Entre climat et densité, les villes de plus en plus menacées par les chaleurs extrêmes
Agence France-Presse
La hausse de l'exposition aux chaleurs extrêmes dans les zones urbaines, provoquée par leur densité et le réchauffement climatique, risque de priver les populations pauvres d'une vie meilleure dans ces villes, selon une étude scientifique publiée lundi.
«En Afrique et en Asie du Sud, où vivent déjà des centaines de millions de pauvres en milieu urbain (...) sans investissements suffisants, sans intervention humanitaire et sans soutien des gouvernements, la chaleur extrême peut limiter de manière décisive la capacité des populations pauvres à réaliser les gains économiques associés à l'urbanisation», écrivent les auteurs de l'étude, parue dans la revue «Proceedings of the National Academy of Sciences».

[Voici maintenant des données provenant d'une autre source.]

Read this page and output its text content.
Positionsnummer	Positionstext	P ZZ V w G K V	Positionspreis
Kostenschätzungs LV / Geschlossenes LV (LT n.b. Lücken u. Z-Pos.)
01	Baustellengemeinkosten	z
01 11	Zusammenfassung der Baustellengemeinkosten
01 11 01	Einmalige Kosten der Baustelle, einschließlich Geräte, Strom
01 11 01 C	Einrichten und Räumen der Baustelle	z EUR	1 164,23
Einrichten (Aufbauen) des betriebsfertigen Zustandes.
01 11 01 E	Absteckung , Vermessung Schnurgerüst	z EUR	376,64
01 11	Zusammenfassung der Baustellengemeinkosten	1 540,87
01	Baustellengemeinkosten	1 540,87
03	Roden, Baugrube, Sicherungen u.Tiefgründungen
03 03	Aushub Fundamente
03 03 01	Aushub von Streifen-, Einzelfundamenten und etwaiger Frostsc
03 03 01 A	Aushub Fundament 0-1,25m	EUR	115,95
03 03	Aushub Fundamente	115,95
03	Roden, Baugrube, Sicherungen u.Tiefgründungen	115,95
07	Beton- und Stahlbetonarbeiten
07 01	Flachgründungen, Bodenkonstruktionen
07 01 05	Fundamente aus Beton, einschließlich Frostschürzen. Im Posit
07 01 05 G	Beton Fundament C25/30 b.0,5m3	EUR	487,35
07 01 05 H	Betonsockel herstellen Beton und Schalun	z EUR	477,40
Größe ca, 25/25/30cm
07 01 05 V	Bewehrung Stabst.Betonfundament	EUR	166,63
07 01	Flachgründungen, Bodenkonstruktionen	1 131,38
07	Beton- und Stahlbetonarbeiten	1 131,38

En cause, les «îlots de chaleur» dus à la densité des villes, où le béton, l'asphalte et la moindre végétation tendent à enfermer la chaleur.
Pour parvenir à leurs résultats, les chercheurs ont étudié plus de 13 000 villes, en fixant un seuil de chaleur extrême à 30°C en température au thermomètre-globe mouillé («Wet Bulb Globe Temperature»), un indice qui prend en compte la chaleur et l'humidité.
À partir de ce seuil, «même les personnes les plus saines ont du mal à rester longtemps à l'extérieur, et les personnes en mauvaise santé peuvent tomber très malades ou même mourir», explique l'Institut de la Terre de l'université de Columbia (New York), associé à l'étude.
Sur 13 115 villes étudiées, le nombre de personnes/jours (le nombre de personnes concernées multiplié par le nombre de jours) est passé de 40 milliards en 1983 à 119 milliards en 2016, calculent les scientifiques des universités de Californie Santa Barbara, Minnesota Twin Cities, Arizona et Columbia.
1.7 milliards de personnes touchées
Parmi les villes les plus touchées figure Dacca, la capitale du Bangladesh, qui a connu une augmentation de 575 millions de personnes-jours de chaleur extrême pendant la période étudiée (1983-2016), une exposition accrue due à 80% à l'explosion de sa population (de quatre à 22 millions), selon l'Institut de la Terre.
En 2016, 1,7 milliard de personnes ont été exposées à ces températures plus d'un jour par an, ajoute cet institut.
«Cela ne signifie pas que Dacca n'a pas connu un réchauffement substantiel, mais que la croissance démographique a été encore plus rapide», écrit l'Institut.
D'autres villes présentent des tendances similaires, comme Shanghai, Guangzhou (Chine), Rangoun (Birmanie), Bangkok (Thaïlande), Dubaï (Émirats arabes unis), Hanoï (Vietnam), Khartoum (Soudan) ou encore plusieurs villes du Pakistan, d'Inde et de la péninsule arabique.
D'un autre côté, certaines autres grandes villes ont vu près de la moitié ou plus de leur exposition causée par le seul réchauffement climatique par rapport à la croissance démographique. Il s'agit de Bagdad (Irak), Le Caire (Égypte), Koweït City, Lagos (Nigeria), Calcutta, Bombay (Inde) et d'autres grandes villes d'Inde et du Bangladesh.
Les auteurs soulignent l'importance de parvenir à différencier les facteurs démographiques et climatiques pour mieux définir des politiques locales.
Aux États-Unis, une quarantaine de villes importantes ont vu leur exposition «augmenter rapidement, principalement au Texas et sur la côte du Golfe» du Mexique (Alabama, Floride, Louisiane, Mississippi, Texas), alors que l'étude, qui s'est arrêtée à 2016, ne prend pas en compte les records de chaleur meurtrière qui ont frappé le nord-est des États-Unis et le sud du Canada durant l'été 2021.